New blood they will need, for at the national level, the Conservatives have become a party on the defensive.

As I followed Nick door to door, in London the Conservative Party was becoming embroiled in yet another highly publicized rift. Tory leader William Hague has shifted the focus away from the health and education issues that I saw Nick emphasize all day to great success, and onto what he believes are the "core Tory issues" of asylum seekers and Europe. Yellow M, the advertising company the Tories have hired, has reportedly disowned this shift.

As it happens, I was afforded interesting insights on national politics from my Midlands perch. I was able to see how the "core issues" played. Also, Michael Portillo, the shadow chancellor and No. 2 in the Tory ticket, helicoptered into the area to help Nick and others campaign.

For what it's worth, the only two people who raised the euro issue were traditional Tory voters who said they disliked the party's position on it. This needs some explaining. The antieuro stance is shared by a huge majority, according to polls. But Mr.
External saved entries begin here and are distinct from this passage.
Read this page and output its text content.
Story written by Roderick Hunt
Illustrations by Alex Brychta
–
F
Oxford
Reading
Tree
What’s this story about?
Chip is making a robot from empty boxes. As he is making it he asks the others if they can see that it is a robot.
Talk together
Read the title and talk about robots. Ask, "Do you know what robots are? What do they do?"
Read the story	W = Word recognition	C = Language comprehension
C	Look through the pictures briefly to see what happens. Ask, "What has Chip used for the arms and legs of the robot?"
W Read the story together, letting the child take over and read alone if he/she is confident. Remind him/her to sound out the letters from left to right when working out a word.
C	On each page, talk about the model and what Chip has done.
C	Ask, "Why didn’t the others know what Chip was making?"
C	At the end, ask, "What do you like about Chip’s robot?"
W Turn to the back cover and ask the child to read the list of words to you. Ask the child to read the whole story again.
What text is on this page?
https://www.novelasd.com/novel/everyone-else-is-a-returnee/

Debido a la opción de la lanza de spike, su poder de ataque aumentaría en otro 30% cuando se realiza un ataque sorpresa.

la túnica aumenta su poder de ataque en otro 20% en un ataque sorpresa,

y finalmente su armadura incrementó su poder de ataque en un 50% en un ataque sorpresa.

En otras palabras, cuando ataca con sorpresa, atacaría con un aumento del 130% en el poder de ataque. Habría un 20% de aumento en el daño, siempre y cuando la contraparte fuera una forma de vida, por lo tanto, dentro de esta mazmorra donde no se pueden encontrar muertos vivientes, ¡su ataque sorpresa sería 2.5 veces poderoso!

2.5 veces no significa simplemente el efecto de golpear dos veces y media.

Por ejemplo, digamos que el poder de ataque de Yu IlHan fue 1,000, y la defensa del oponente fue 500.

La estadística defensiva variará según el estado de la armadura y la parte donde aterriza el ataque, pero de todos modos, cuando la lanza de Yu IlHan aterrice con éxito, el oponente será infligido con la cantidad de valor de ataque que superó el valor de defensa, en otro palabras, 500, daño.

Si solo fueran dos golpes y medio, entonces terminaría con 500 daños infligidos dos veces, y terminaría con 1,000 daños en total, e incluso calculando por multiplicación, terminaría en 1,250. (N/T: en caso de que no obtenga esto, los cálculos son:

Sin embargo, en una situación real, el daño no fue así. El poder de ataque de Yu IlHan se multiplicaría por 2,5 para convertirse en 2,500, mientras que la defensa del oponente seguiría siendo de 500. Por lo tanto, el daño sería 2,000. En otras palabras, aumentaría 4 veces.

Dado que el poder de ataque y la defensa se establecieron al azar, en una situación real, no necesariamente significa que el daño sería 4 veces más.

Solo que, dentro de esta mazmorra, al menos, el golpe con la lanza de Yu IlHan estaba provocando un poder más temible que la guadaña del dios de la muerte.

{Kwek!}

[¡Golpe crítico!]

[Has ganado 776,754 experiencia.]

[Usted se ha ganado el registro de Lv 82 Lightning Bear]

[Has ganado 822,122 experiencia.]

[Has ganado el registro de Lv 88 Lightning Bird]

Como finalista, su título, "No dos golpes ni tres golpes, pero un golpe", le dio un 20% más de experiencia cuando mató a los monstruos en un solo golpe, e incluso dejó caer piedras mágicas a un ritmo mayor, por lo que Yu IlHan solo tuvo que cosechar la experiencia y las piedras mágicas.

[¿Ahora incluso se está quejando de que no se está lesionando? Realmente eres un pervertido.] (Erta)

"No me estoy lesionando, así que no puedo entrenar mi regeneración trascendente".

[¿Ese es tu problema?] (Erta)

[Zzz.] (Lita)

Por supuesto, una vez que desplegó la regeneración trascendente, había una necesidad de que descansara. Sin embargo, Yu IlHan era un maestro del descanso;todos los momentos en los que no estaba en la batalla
Blair appears to have neutralized the issue by promising a referendum, so it is getting zero extra votes for the Tories. Instead, you get people like Haydn Greeves, 34, who's in the clocks and time-pieces business. "The Conservatives are the party of business and should be pro-euro, rather than taking this strange position. I may have to vote Labour," he said.

Crucial Issue

Soon after Mr. Greeves let Mr. Portillo know his views during a walkabout in town, I approached the shadow chancellor to ask him if he thought the party should let the front-bench vote its mind at a euro referendum. The issue is crucial. Strict adherence to a strong europhobic position has become the Tories' version of political correctness. Those who disagree with it tell me they're afraid to air their views.

Mr. Portillo is especially vulnerable, as he is considered a closet euro supporter: Lord Tebbit famously called him "touchy-feely, pink-pound Portillo," while a rabid europhobic Web site that's getting a lot of attention (www.candidlist.demon.co.uk) describes him as a rank opportunist who would support anything. Bearing all these things in mind, Mr. Portillo eyed me warily and ducked the question: "Look, I haven't agreed to give you an interview."

Haughty? Sure. Judicious? Probably. Revealing? Very. But sad also. The Conservatives occasionally still show signs of their former greatness, such as they did last month when many of them refused to sign a pledge not to bring race into the electoral race. But then they cower before a Web site; many of the party's top names have written in just to make sure that they get posted for everyone to see as euroskeptics. To their credit, neither Mr. Portillo nor Mr. Hague have deigned to respond to candidlist. Somewhat to my disappointment, Nick has written in to declare his euroskepticism.

But this is his first contest. If the Conservatives indeed do lose, as all polls say they will come election day, June 7, I expect the new wave to fight for the soul of the party. If they truly believe in what they say, the party should be in better hands come 2005.